The Consumer Financial Protection Bureau (CFPB) is backing the elimination of the debt-to-income (DTI) requirements in the mortgage process. Over the past few months, multiple large lenders including Bank of America, Quicken Loans, and Caliber Home Loans as well as the Mortgage Bankers Association (MBA) have called on the CFPB to remove the DTI requirement.
Recently, the CFPB Director Kathy Kraninger sent a letter to Congress asking to amend the Ability to Repay (ATR) or Qualified Mortgage (QM) rule to remove the debt to income ratio as a factor in the process. Per Kraninger’s letter, the CFPB would issue a new rule on the DTI requirement by May 2020.
Currently, 43% debt-to-income ratio is the maximum amount of debt percentage a potential home buyer can have and qualify for a home loan. Without this regulation, it could be easier for some buyers to qualify for a loan and easier for lenders to qualify a home buyer.

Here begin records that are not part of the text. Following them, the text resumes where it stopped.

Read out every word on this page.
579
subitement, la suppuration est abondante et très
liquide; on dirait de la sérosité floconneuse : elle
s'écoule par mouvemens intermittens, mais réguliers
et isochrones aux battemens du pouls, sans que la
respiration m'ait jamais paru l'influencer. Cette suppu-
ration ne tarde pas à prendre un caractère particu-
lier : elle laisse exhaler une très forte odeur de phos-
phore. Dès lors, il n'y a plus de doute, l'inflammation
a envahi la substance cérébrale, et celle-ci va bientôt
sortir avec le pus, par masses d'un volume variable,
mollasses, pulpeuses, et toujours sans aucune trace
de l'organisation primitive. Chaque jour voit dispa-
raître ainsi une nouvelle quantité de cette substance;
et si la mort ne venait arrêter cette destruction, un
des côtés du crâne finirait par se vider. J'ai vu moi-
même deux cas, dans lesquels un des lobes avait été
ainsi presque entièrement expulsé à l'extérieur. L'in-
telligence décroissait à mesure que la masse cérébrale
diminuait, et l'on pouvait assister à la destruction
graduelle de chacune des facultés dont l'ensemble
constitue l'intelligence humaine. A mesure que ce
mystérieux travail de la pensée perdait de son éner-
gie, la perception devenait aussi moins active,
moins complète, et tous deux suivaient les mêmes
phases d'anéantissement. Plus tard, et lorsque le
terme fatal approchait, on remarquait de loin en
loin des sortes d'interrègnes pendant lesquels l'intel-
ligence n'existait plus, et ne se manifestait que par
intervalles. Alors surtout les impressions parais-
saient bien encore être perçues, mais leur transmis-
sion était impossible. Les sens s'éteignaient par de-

The CFPB and Ability to Repay rule were created in 2008 as a response to the housing collapse as a way to prevent lending money to borrowers who may not have been able to repay the loan. Eight factors go into the ATR rule including income verification, credit history, DTI, and more. The CFPB is only looking to adjust and remove the DTI requirement from the ATR and QM rules.